Now I’m off to my digital darkroom to practise some of the interesting new techniques introduced in week 8 …
Refreshing the memory
I decided this morning that I would revisit my OpenStudio weeks and re-read the comments that students made on my images just to refresh my memory. I also went through all the images on my Flickr photostream as well and did the same. It’s interesting that there isn’t necessarily a correlation between the two – an image that was liked on Flickr and got several comments might be languishing un-commented on OpenStudio. I’ve now got a good selection of ECA ‘possible’ images and it’s becoming increasingly difficult to choose between them.
I’d like to get a fairly broad selection of images rather than mainly macros or mainly landscapes. One of the trickiest subjects has been portraits which have been common amongst other student images but which I find very difficult, not only because I feel self-conscious about photographing other people but also because most of the folk I know would run a mile rather than let me take their photo! If I do manage to ’snap’ someone it’s usually a spur-of-the-moment candid shot – grabbing the opportunity when it arises – so the images tend to be less than perfect technically but usually capture a great expression or a special moment.

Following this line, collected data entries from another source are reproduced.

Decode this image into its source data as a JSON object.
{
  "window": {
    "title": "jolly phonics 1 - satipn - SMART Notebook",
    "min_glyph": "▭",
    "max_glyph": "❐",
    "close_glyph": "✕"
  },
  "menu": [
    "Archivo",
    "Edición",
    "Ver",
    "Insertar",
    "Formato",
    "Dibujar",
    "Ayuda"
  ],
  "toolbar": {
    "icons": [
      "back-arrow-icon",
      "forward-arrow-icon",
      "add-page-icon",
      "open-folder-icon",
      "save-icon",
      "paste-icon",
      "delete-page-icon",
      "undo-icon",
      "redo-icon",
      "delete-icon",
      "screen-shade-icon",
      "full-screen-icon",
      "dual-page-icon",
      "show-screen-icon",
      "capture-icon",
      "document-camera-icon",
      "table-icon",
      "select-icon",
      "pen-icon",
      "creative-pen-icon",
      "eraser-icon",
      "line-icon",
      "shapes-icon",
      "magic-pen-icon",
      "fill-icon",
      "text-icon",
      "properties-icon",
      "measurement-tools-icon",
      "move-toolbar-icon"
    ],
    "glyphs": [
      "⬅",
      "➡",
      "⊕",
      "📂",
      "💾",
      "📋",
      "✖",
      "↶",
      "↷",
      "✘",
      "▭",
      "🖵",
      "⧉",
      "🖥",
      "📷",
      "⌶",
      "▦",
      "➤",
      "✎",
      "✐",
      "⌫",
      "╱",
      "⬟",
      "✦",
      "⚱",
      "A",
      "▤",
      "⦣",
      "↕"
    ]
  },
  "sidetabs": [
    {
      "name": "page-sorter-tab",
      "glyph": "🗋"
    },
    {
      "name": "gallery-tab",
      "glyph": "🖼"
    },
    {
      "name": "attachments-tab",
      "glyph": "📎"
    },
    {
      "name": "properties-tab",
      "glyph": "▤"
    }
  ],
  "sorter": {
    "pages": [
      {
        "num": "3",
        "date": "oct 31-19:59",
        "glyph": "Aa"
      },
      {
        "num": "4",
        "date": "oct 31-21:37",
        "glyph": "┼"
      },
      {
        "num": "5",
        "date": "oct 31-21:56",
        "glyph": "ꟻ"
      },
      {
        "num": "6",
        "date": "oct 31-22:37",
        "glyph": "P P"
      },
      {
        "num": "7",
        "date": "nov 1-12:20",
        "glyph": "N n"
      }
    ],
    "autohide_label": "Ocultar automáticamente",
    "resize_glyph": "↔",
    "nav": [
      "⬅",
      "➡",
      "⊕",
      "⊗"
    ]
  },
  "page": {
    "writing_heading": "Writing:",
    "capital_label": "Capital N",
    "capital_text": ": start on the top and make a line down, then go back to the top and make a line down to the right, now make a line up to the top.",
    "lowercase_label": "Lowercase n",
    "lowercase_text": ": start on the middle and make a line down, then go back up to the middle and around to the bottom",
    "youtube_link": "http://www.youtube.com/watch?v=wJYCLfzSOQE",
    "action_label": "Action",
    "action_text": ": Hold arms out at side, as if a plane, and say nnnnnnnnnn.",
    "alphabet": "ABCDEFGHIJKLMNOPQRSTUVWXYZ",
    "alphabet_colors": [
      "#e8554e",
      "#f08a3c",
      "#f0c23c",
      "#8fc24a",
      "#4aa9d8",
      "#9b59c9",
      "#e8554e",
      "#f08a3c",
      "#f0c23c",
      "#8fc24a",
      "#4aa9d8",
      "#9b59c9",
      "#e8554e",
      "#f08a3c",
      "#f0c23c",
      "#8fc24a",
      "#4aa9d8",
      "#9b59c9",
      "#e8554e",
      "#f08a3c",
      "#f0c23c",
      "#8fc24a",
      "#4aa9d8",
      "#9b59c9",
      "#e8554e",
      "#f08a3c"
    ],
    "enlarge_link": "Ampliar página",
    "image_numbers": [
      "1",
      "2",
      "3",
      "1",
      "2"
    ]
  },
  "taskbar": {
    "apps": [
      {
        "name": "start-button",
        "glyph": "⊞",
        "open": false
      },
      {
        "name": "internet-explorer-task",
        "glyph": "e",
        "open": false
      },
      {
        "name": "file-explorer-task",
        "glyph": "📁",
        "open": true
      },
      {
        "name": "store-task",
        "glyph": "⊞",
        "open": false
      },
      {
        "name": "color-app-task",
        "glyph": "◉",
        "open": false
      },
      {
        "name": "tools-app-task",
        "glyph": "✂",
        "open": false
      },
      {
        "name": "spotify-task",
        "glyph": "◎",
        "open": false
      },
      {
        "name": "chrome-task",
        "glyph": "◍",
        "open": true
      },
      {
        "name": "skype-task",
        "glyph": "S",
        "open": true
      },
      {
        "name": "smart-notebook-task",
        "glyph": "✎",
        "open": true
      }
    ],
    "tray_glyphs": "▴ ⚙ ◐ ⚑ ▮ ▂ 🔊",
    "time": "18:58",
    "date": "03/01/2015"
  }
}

The other problem I’ve had has been weighing up one image against another and trying to determine which one should be included in the ECA panel. It’s very difficult to make a decision when you’re comparing two very different images. Adding the potential for editing in the Elements digital darkroom just complicates the issue for me especially since I’ve not mastered all the techniques in the tutorials, especially the more complex week 8 techniques. Anyway I’ve always had problems making decisions and the final ten images for the panel is going to take a lot of time and deliberation.
We’re also going to be away for four days over the weekend so that raises the prospect of taking more photos which will then throw all my ECA panel plans into disarray!